IF OBJECT_ID(N'[dbo].[{table_name}]', N'U') IS NOT NULL
BEGIN
DROP TABLE [dballpurpose].[dbo].[{table_name}]
END
"""
try:
# Execute the SQL statement using the session's execute() method
session.execute(text(qdrp_table))
# Commit the changes
session.commit()
print(f"{table_name} dropped successfully!")
except OperationalError as e:
# Handle the OperationalError exception
session.rollback()
print(f"An error occurred: {str(e)}")
finally:
# Close the session
session.close()
3.3 Send the ingested data in dataframes to SQL Server tables
3.3.1 Using Pandas to_sql() method - DDL: Create
Run the below cell only once
table_name = 'Meteorite Landings'
nasa_ml_filt.to_sql(table_name, engine, if_exists='replace', index=False)
4. Query the data from SQL table
- Read from your database Using Pandas read_sql_query() method - DQL: Select
table_name = 'Meteorite Landings'
sql_string = f"""
SELECT TOP 20
*
FROM [dballpurpose].[dbo].[{table_name}]
"""
df_var = pd.read_sql(sql_string, engine)
df_var
- Viz ๐
df_var = df_var.dropna().groupby(['name', 'fall']).agg({'mass (g)': 'mean'})
fig, axs = plt.subplots(1, 1, figsize=(25, 8))
sns.set_theme(style="darkgrid")
sns.barplot(
data=df_var,
x= 'name',
y = 'mass (g)',
hue = 'fall',
palette = 'Pastel1',
ax=axs
)
# Get the current tick positions and labels
tick_positions = axs.get_xticks()
tick_labels = [label.get_text() for label in axs.get_xticklabels()]
# Set the tick positions and labels with rotation and Rotate x-axis labels by 90 degrees
axs.set_xticks(tick_positions)
axs.set_xticklabels(labels=tick_labels, rotation=90)
plt.title(label='Mean Mass of Meteorites by Fall Type', loc='center')
plt.show()
5. Save nasa_ml_filt as CSV file
5.1 Check file if exists
os.getcwd()
# Define the file path
path = r'cc'
file_name = 'Meteorite_Landings'
os.chdir(f'{path}')
csv_files = [file for file in os.listdir() if file.endswith('.csv')]

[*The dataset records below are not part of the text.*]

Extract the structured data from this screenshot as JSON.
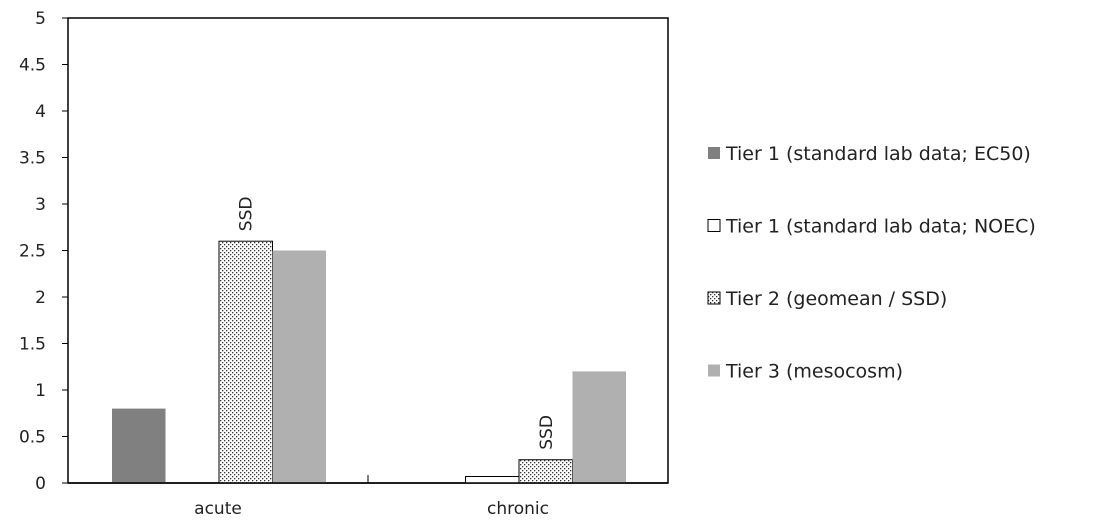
{
  "chart_data": {
    "type": "bar",
    "categories": [
      "acute",
      "chronic"
    ],
    "ylim": [
      0,
      5
    ],
    "yticks": [
      "0",
      "0.5",
      "1",
      "1.5",
      "2",
      "2.5",
      "3",
      "3.5",
      "4",
      "4.5",
      "5"
    ],
    "xlabel": "",
    "ylabel": "",
    "grid": false,
    "legend_position": "right",
    "series": [
      {
        "name": "Tier 1 (standard lab data; EC50)",
        "values": [
          0.8,
          0
        ],
        "fill": "#808080",
        "pattern": "solid"
      },
      {
        "name": "Tier 1 (standard lab data; NOEC)",
        "values": [
          0,
          0.07
        ],
        "fill": "#ffffff",
        "pattern": "outline"
      },
      {
        "name": "Tier 2 (geomean / SSD)",
        "values": [
          2.6,
          0.25
        ],
        "fill": "#ffffff",
        "pattern": "dots"
      },
      {
        "name": "Tier 3 (mesocosm)",
        "values": [
          2.5,
          1.2
        ],
        "fill": "#b0b0b0",
        "pattern": "solid"
      }
    ],
    "annotations": [
      {
        "text": "SSD",
        "category": "acute",
        "series": "Tier 2 (geomean / SSD)"
      },
      {
        "text": "SSD",
        "category": "chronic",
        "series": "Tier 2 (geomean / SSD)"
      }
    ]
  }
}
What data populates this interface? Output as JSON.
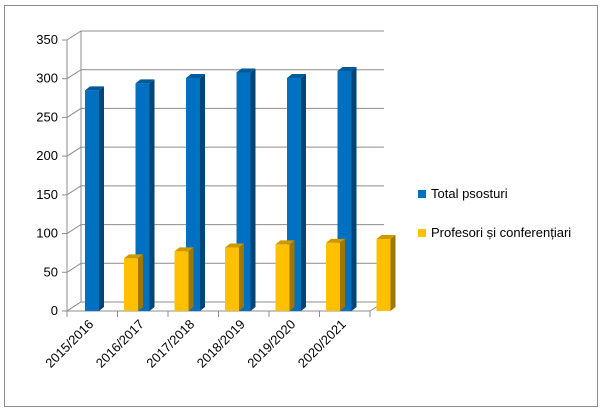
{
  "chart_data": {
    "type": "bar",
    "style": "3d-clustered-column",
    "categories": [
      "2015/2016",
      "2016/2017",
      "2017/2018",
      "2018/2019",
      "2019/2020",
      "2020/2021"
    ],
    "series": [
      {
        "name": "Total psosturi",
        "values": [
          285,
          294,
          301,
          308,
          301,
          310
        ],
        "color": "#0070C0"
      },
      {
        "name": "Profesori și conferențiari",
        "values": [
          68,
          77,
          82,
          86,
          88,
          93
        ],
        "color": "#FFC000"
      }
    ],
    "ylim": [
      0,
      350
    ],
    "yticks": [
      0,
      50,
      100,
      150,
      200,
      250,
      300,
      350
    ],
    "grid": true,
    "legend": "right"
  }
}
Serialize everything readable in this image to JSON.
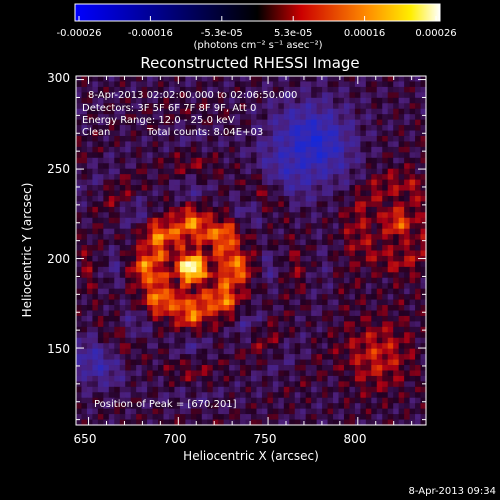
{
  "colorbar": {
    "tick_labels": [
      "-0.00026",
      "-0.00016",
      "-5.3e-05",
      "5.3e-05",
      "0.00016",
      "0.00026"
    ],
    "units_label": "(photons cm⁻² s⁻¹ asec⁻²)",
    "colormap": [
      "#0000ff",
      "#000000",
      "#ff0000",
      "#ffff00",
      "#ffffff"
    ],
    "range": [
      -0.00026,
      0.00026
    ]
  },
  "image": {
    "title": "Reconstructed RHESSI Image",
    "xlabel": "Heliocentric X (arcsec)",
    "ylabel": "Heliocentric Y (arcsec)",
    "x_tick_labels": [
      "650",
      "700",
      "750",
      "800"
    ],
    "y_tick_labels": [
      "300",
      "250",
      "200",
      "150"
    ],
    "xlim": [
      643,
      838
    ],
    "ylim": [
      107,
      302
    ],
    "peak": [
      670,
      201
    ],
    "annotations": {
      "time_range": "8-Apr-2013 02:02:00.000 to 02:06:50.000",
      "detectors": "Detectors: 3F 5F 6F 7F 8F 9F, Att 0",
      "energy": "Energy Range: 12.0 - 25.0 keV",
      "clean": "Clean",
      "total_counts": "Total counts: 8.04E+03",
      "peak": "Position of Peak = [670,201]"
    }
  },
  "timestamp": "8-Apr-2013 09:34"
}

if any(file_name in file for file in csv_files):
print(f'Found a file with {file_name} in the name.')
else:
print(f'No {file_name} in any file name.')
5.2 Remove file if exists
# Define the file path
path = r'cc'
file_name = 'Meteorite_Landings'
file_path = f"{path}{file_name}.csv"
try:
# Check if the file exists
if os.path.exists(file_path):
# Delete the file
os.remove(file_path)
print(f"File {file_name} deleted successfully!")
else:
print(f"File {file_name} does not exist.")
except Exception as e:
# Handle any exceptions that occur during file deletion
print("An error occurred:", str(e))
5.3 Using pandas to_csv() to save dataframe as CSV file
# Define the file path
path = r'cc'
file_name = 'Meteorite_Landings'
file_path = f"{path}{file_name}.csv"
try:
nasa_ml_filt.to_csv(f'{file_path}', index=False)

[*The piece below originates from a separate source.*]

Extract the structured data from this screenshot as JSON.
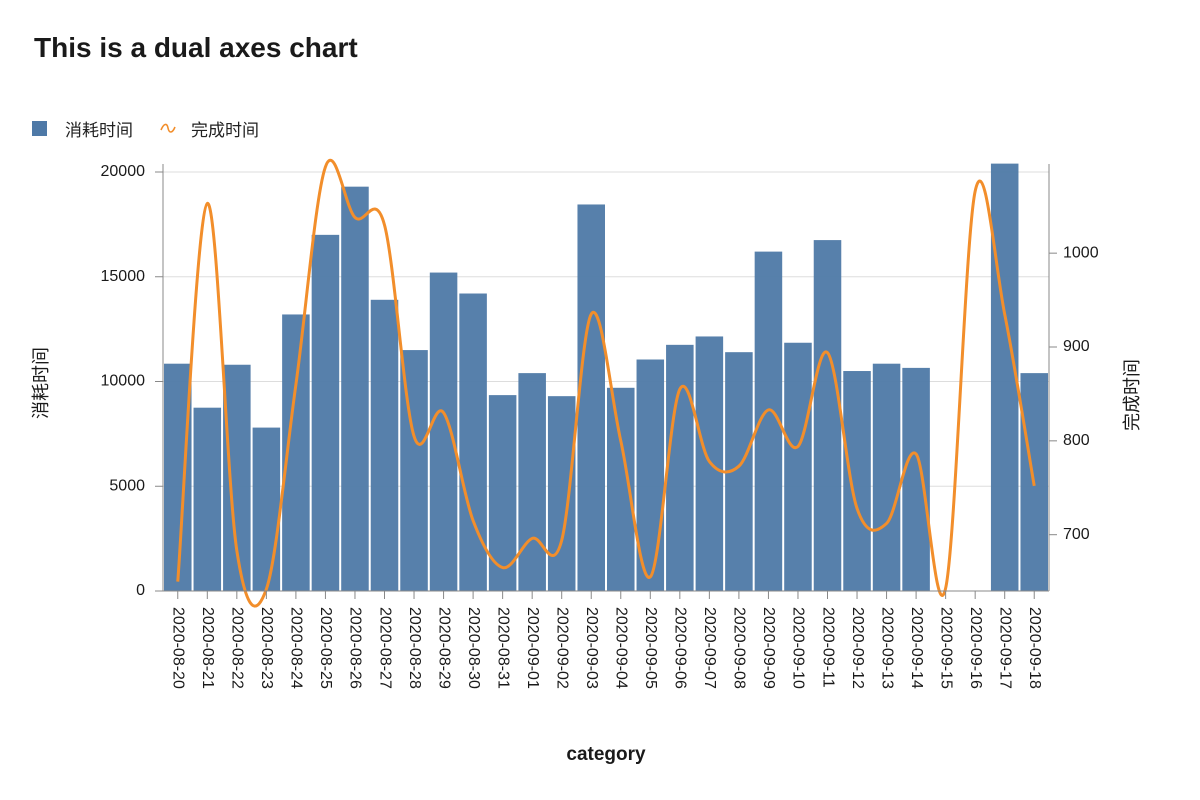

print(f'CSV file {file_name}.csv is successfully saved')
except Exception as e:
print(f"An error occurred while saving the CSV file: {e}")
6. Read from CSV file
6.1 Using pandas
# Define the file path
path = r'cc'
file_name = 'Meteorite_Landings'
file_path = f"{path}{file_name}.csv"
try:
df_var = pd.read_csv(filepath_or_buffer=f'{file_path}', delimiter=',')

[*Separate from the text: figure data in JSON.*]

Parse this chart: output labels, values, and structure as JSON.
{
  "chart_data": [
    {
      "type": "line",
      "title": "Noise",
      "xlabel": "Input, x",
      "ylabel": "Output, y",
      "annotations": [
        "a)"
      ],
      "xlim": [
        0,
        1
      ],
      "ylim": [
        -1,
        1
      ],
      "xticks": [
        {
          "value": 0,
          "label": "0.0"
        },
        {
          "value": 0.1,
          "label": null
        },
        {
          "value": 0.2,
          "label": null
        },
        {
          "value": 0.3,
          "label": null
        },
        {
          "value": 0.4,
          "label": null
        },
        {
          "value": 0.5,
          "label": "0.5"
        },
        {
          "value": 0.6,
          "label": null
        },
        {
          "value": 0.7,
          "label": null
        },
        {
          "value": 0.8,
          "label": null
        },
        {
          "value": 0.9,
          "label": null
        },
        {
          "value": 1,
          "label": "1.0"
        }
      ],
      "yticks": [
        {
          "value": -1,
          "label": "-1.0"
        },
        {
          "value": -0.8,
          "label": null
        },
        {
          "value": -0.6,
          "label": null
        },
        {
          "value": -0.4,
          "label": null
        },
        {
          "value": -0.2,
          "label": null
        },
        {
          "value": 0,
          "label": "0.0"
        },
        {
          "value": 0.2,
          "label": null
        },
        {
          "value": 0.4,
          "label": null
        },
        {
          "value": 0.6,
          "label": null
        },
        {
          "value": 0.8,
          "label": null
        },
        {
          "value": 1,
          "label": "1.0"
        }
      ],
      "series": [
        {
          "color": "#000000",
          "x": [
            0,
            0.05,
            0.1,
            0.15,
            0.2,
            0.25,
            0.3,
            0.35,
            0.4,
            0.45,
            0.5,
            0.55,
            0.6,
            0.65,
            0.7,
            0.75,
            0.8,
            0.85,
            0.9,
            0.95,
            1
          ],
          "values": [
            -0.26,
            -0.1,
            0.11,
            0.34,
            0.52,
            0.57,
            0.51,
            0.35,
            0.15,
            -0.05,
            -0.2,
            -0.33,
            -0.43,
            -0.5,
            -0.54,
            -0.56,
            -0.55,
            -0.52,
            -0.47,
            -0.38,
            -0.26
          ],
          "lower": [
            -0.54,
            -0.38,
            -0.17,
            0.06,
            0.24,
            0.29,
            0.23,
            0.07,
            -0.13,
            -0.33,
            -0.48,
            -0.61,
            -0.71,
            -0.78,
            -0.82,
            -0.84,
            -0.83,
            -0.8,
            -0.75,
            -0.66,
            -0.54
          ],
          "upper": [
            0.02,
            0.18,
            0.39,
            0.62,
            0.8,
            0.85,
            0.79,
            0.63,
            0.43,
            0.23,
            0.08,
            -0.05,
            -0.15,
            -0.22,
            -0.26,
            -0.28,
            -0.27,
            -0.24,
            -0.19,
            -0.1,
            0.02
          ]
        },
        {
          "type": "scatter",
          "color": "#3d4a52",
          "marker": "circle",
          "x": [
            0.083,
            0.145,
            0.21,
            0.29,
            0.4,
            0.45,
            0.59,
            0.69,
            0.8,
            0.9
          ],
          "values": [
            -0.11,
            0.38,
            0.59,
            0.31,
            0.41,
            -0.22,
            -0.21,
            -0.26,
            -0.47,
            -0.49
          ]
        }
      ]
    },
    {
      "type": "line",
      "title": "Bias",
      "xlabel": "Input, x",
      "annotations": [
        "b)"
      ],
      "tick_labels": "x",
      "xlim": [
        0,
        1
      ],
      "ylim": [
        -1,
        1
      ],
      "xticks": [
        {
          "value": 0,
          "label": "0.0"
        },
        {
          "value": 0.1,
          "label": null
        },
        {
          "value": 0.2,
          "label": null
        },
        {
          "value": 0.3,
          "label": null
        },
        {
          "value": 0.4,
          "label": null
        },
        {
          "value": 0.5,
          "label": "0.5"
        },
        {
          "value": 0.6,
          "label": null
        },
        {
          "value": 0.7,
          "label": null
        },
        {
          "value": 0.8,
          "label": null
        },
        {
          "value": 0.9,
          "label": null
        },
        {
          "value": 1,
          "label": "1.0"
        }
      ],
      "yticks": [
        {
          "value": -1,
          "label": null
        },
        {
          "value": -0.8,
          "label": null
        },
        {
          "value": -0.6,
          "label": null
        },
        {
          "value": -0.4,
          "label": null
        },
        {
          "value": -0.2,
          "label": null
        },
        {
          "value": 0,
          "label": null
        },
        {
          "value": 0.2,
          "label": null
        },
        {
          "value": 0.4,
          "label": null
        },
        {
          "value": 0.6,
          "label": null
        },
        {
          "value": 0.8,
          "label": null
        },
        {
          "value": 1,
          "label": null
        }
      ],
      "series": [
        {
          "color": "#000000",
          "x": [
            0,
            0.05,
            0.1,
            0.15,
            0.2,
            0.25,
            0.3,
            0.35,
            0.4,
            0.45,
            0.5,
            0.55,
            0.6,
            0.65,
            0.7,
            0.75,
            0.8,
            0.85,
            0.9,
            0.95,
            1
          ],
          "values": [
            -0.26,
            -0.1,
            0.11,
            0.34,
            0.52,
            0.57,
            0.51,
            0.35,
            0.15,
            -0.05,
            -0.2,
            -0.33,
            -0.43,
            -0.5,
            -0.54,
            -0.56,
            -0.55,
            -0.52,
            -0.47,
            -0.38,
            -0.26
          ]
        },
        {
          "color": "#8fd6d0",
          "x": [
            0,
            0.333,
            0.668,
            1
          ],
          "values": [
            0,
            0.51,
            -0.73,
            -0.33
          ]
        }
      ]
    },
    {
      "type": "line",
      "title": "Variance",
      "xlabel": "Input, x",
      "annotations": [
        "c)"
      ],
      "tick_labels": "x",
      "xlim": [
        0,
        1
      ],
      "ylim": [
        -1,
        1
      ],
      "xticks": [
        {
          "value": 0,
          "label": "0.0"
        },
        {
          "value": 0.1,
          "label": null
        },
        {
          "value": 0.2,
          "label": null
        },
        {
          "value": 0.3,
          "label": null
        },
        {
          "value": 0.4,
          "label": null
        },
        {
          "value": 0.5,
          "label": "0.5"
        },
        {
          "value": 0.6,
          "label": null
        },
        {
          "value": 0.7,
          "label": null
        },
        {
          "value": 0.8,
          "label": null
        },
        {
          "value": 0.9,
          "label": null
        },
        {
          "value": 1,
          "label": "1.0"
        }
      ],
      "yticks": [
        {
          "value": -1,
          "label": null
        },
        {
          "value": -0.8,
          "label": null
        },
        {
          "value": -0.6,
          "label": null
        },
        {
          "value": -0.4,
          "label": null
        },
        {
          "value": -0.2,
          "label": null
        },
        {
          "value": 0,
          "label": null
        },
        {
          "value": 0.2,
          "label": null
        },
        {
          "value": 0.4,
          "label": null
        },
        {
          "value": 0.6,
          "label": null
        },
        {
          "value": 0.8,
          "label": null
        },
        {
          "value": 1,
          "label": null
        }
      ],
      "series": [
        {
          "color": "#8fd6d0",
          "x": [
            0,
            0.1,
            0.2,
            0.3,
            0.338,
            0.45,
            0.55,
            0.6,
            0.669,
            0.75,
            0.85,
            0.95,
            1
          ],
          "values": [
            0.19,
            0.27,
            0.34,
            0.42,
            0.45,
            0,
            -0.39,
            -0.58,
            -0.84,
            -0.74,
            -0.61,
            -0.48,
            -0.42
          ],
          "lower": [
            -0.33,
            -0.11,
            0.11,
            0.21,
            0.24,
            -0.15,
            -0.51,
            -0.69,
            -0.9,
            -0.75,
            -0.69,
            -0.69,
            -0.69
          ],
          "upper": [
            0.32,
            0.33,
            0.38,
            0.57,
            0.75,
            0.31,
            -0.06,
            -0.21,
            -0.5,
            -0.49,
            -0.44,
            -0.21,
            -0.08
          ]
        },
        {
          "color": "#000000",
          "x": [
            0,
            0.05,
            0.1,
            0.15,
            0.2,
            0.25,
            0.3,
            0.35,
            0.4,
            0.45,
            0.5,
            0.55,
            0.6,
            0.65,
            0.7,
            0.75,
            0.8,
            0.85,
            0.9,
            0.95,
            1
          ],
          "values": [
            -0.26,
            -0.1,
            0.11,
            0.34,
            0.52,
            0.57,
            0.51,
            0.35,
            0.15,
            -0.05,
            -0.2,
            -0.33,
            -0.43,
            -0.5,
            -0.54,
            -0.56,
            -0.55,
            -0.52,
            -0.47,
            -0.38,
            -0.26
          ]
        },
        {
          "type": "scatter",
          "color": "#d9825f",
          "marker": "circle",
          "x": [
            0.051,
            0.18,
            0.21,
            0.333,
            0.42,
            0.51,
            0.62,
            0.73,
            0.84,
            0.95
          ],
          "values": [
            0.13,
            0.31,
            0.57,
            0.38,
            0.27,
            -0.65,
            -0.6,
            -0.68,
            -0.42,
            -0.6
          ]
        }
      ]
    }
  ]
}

print(f'CSV file {file_name} is successfully read')
except Exception as e:
print(f"An error occurred while reading the CSV file: {e}")
df_var
Conclusion
Learning Objectives,
Python & Pandas: Import libraries and use Pandas for data manipulation and analysis.
Database Connectivity: Configuring database connections and creating engines with SQLAlchemy in Python.
Data Ingestion: Ingesting data from NYC OpenData using Python requests and Pandas functions.
SQL Operations: Perform CRUD operations and query data from SQL Server using Python.
Data Visualization: Visualize data using Python libraries such as Matplotlib and Seaborn for insightful charts and graphs.